Moe's Books is a place where books are more than a commodity. People
go to chain bookstores when they need to buy a certain title. People
go to Moe's Books when they need to lose themselves between crammed
shelves, discover a passion for an obscure subject or search for
hidden treasures. "I am always surprised by what I find here. I never
come here with any intentions, and I always end up buying something,"
said customer Eric Heinonen, a visual culture student from UC Santa
Cruz who frequents the shop about once a month. "It is definitely my
favorite bookstore in the country, or even in the world."
A native of Queens, New York, Moe Moskowitz and his wife Barbara
opened the first Moe's Books on Shattuck Avenue in 1959 but soon
moved the store to its present neighborhood. A true eccentric,
Moskowitz became a legendary figure in Berkeley. He could often be
found behind the counter, smoking his characteristic cigar, loudly
singing his favorite songs or examining the books that a potential
seller had brought in for inspection, according to John Wong, an
antiquarian expert who has worked at the store for 30 years.
Standing next to a basket of Moe's old pool balls on the fourth
floor, Wong remembers his longtime friend fondly. "He never read, but
he could spontaneously quote all of these authors," Wong said. "It
was a source of pride for him to come 3,000 miles to the other coast
and be a commercial success."
That pride was legitimate, and the selection of new and used books at
Moe's Books continues to be impressive. There is an entire bookshelf
of chess strategy literature, as well as nearly 10 different versions
of Alexis de Tocqueville's "Democracy in America."
When Moe passed away in 1997, his daughter Doris Moskowitz took
ownership of the store. Doris works in the store most days during
regular business hours. Sitting in one of the sun-flooded corners of
the fiction section one afternoon, she recounted a childhood memory
of growing up in Moe's Books.
"When I was little there was a record department in the store, and it
was right next to the kids section," she said, smiling. "I remember
being in the store and when my mom would read to me, it would have
this amazing soundtrack. Whether it was Miles Davis or Jimi Hendrix,
when I remember it, I remember thinking that I couldn't believe my
good fortune to be in this exciting place."

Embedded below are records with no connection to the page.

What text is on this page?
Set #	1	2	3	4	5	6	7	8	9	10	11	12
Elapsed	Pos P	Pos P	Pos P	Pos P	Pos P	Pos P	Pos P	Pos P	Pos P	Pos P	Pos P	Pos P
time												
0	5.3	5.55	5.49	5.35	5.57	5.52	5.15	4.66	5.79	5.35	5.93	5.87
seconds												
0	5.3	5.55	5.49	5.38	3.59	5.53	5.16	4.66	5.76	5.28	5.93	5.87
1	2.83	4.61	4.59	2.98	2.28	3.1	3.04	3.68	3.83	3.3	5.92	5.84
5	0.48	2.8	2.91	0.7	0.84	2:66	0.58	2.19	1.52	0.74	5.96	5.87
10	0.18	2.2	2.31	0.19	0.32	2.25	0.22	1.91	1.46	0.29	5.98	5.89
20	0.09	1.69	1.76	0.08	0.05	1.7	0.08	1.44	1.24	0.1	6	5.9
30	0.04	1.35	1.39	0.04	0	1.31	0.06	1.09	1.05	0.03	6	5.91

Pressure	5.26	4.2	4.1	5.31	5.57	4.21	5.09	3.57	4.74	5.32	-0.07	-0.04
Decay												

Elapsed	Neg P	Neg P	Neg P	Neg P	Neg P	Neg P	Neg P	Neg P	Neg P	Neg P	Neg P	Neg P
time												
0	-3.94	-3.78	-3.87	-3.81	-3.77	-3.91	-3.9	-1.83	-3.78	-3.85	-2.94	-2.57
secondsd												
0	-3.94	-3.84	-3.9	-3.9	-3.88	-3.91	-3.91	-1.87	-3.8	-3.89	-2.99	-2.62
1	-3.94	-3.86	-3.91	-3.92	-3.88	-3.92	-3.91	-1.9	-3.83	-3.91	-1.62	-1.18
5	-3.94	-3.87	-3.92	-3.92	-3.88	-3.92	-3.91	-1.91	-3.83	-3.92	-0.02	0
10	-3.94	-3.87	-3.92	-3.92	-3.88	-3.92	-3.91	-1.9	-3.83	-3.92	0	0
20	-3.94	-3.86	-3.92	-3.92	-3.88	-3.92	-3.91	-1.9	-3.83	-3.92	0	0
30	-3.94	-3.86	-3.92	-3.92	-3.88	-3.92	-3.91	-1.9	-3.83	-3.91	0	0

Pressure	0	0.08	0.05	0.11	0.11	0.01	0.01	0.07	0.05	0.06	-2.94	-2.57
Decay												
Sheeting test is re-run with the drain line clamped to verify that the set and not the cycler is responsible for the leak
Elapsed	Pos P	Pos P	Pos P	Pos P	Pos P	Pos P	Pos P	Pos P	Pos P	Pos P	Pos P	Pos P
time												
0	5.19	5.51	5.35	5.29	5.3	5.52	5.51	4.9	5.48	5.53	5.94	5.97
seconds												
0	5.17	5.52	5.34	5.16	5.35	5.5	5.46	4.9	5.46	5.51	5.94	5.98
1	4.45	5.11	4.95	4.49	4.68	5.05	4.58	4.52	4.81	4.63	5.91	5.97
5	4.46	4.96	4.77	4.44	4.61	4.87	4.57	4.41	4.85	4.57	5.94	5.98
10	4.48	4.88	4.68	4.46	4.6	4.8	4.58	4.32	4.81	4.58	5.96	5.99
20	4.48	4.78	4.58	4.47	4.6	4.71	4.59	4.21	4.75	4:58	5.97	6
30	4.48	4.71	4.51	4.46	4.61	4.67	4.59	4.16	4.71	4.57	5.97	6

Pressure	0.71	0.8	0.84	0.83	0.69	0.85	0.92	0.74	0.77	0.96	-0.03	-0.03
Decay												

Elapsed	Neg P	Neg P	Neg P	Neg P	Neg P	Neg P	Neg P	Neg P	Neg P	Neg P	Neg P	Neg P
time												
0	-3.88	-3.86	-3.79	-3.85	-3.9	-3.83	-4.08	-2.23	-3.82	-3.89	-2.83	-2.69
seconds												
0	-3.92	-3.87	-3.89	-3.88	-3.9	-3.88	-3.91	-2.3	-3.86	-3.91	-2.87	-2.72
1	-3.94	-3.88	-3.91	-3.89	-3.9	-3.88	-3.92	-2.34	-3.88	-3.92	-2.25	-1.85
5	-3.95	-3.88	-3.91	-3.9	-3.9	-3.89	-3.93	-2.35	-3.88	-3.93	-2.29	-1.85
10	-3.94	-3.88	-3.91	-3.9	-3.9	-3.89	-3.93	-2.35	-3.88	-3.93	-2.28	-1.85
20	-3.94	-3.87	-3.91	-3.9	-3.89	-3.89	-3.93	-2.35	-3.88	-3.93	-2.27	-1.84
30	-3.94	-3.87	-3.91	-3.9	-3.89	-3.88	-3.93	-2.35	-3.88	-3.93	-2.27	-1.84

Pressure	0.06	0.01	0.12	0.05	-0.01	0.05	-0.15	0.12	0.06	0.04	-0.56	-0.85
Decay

But as much as the 50th Anniversary bash planned for Saturday is
meant to celebrate the history and tradition of Moe's Books, it is
also meant to celebrate the employees who make it a real bookstore
experience. "Saturday is about the people who work here," Moskowitz
said. "My father's legacy is the 27 jobs he created. It is the
employees that make (Moe's Books) work."
The employees have an extensive knowledge and passion for books, and
their expertise contributes to the store's close-knit community. "The
reason the books are all so awesome is that the (employees) are
constantly referring to each other and constantly culling over the
collection," Moskowitz remarked.
The store has also become a center for discussion. "You can have an
idea and you can come here and explore it with all these other
thinkers," she said. Moe's Books has a history of being not only a
place for scholarly discourse but also a safe haven. In the 1960s,
Free Speech Movement and Vietnam War protesters sought refuge from
the police in the store, according to the shop's Web site. Today,
Moe's remains a space for the inquisitive.
Among the curious patrons who weave in and out of the shelves
nowadays, a few said they find Moe's Books more satisfying than
online shopping and go to the store simply to enjoy browsing the
ever-changing selection of titles. "I thought I'd have a good chance
of finding something here," said Justine Mendoza, a graduate of the
California College of the Arts. "I'd rather buy something here than
In the past 50 years, Moe's Books has become part of the intellectual
culture surrounding the university and in the city of Berkeley as a
whole. A favorite haunt of students, residents and bibliophiles from
all walks of life, Moe's Books will remain a Berkeley tradition.
"For the population of Berkeley, books are not a luxury, they are a
pleasure," Moskowitz said. "And going to bookstores is a social experience."